Lucia Zettler, Website Editor

I am a daughter of America. I speak in broken Spanish, with jumbled conjugations and butchered words that make my mother scowl. When I visit my grandfather’s homeland, where his family worked on a sugarcane plantation, I relish the sweet foods of the island that I will never remember the names of. At food stands, I keep toward the back, begging my mother to order for me.

I am a daughter of America. I frown at the poverty around Puerto Rico, offering my pity as we pass a house with a sunken tarp flung over it, serving as a pathetic makeshift roof before returning my gaze to the pale blue glow of my cell. 

I am a daughter of America. I gasp and point as we pass abandoned buildings. Somewhere, my grandfather’s old house is one of them. The wood will eventually decay and rot as the island swallows the home, but the concrete base will stick around, its paint gradually becoming soiled by graffiti and vines. 

I am a daughter of America. I mourn the loss of my mother’s culture, something passed down from generation to generation, so easily cut off at me. When she was young she spent her summers in Puerto Rico, exploring the island with her cousins and chewing sugarcane that her grandfather sliced for them. Her chocolate eyes light up as she tells me stories of his sweetness and the things he would sacrifice for family. 

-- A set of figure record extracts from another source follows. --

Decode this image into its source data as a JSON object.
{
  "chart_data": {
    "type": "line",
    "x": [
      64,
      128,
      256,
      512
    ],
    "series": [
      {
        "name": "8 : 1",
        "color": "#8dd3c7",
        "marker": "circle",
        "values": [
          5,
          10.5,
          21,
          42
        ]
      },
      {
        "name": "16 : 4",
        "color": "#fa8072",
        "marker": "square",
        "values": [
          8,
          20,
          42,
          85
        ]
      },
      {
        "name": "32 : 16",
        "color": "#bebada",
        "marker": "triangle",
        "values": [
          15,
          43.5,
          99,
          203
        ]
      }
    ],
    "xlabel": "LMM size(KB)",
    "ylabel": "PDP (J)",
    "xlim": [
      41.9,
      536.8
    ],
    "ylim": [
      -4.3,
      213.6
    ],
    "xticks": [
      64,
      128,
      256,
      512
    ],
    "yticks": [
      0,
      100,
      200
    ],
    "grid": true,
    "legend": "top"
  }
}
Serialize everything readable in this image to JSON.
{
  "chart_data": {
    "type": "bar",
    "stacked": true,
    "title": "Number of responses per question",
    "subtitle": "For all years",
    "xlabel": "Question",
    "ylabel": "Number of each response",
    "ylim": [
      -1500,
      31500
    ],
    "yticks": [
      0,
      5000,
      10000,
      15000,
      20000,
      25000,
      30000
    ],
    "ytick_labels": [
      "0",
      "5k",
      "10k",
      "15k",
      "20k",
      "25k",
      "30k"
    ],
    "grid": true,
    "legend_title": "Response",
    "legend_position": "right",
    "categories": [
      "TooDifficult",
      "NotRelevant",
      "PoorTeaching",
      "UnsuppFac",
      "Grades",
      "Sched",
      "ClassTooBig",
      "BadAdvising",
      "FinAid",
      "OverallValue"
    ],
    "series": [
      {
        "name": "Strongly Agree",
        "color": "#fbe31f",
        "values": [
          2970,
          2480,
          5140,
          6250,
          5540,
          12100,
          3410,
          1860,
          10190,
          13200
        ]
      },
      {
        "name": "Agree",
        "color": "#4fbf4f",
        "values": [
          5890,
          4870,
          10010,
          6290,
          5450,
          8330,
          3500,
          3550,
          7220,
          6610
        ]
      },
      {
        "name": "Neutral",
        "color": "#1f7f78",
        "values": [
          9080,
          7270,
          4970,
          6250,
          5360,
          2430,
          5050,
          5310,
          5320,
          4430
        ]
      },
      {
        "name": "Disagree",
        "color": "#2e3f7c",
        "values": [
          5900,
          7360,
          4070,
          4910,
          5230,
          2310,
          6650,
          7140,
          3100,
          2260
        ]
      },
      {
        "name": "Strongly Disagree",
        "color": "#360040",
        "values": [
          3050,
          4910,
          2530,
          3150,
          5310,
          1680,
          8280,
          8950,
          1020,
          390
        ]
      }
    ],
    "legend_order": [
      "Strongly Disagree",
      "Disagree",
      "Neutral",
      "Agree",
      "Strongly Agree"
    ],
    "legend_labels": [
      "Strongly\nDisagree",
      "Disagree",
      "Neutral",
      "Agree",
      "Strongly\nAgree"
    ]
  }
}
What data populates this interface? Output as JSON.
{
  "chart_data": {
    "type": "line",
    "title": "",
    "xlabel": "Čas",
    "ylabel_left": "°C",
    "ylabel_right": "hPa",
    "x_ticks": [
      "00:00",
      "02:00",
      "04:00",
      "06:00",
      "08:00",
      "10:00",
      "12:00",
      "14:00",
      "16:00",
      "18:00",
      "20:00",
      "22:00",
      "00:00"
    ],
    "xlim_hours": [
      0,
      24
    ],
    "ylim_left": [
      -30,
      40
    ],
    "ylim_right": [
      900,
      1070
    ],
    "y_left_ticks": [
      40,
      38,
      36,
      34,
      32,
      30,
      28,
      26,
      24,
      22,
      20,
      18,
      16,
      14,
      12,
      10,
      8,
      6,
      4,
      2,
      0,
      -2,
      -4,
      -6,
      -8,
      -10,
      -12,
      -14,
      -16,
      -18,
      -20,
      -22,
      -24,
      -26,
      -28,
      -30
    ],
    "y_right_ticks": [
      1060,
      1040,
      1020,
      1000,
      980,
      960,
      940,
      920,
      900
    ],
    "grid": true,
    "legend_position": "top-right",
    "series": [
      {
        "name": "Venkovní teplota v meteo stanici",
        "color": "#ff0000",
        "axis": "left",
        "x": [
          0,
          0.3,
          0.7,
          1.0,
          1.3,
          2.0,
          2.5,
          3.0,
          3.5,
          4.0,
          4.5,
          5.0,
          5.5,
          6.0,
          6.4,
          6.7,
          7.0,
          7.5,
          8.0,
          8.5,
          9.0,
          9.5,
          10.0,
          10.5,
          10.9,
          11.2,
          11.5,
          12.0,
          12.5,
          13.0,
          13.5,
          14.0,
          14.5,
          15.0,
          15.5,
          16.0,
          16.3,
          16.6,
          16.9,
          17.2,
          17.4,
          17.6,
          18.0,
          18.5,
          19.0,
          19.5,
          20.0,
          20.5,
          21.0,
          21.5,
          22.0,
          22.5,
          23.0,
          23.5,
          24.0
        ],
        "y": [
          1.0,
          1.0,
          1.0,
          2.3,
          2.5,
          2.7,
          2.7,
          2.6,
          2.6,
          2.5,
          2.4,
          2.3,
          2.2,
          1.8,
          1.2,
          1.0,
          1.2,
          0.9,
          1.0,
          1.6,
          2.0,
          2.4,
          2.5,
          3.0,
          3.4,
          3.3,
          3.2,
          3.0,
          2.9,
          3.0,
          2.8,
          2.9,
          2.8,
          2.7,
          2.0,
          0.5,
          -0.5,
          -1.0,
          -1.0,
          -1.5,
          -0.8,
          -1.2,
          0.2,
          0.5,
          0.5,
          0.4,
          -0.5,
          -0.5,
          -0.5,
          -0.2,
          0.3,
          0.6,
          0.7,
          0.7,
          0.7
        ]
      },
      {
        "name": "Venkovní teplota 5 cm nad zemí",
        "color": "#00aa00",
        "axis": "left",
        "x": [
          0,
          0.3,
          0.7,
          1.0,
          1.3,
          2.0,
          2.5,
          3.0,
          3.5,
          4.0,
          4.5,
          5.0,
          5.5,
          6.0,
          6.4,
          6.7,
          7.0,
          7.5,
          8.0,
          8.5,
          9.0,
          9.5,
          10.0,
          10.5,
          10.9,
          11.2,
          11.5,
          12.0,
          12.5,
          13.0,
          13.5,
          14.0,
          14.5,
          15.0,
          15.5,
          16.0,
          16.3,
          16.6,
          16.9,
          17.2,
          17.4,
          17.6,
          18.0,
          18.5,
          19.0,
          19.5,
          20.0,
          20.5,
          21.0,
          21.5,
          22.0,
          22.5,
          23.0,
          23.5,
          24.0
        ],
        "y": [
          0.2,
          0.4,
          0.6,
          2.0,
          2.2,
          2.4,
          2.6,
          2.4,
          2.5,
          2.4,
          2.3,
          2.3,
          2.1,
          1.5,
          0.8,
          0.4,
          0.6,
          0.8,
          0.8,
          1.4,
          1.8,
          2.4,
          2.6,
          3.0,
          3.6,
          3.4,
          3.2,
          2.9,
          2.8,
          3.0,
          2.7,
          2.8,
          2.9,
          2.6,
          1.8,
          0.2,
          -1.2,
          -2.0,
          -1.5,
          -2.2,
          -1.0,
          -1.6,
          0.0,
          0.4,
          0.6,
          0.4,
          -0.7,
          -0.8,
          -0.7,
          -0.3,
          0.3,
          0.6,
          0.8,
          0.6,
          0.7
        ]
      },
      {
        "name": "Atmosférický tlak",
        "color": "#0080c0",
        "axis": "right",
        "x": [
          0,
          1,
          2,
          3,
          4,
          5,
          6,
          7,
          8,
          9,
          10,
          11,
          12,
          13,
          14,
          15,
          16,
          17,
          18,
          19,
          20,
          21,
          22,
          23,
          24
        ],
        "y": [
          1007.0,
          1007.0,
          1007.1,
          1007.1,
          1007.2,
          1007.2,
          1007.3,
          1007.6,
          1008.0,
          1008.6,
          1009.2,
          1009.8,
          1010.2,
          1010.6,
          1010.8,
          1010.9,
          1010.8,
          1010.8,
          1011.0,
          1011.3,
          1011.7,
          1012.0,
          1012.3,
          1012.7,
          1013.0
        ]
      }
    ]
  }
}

I am a daughter of America. It’s difficult for me to grasp the raw beauty of Puerto Rico’s culture, sprinkled with lovely little things that I long to enjoy as if they were my own. I know that, as I grow older, I’ll leave Puerto Rico behind, too consumed with school and work to return regularly, and all those lovely little things will slip through my fingers as if they were grains of sand, leaving only a faint trail of lost memories behind.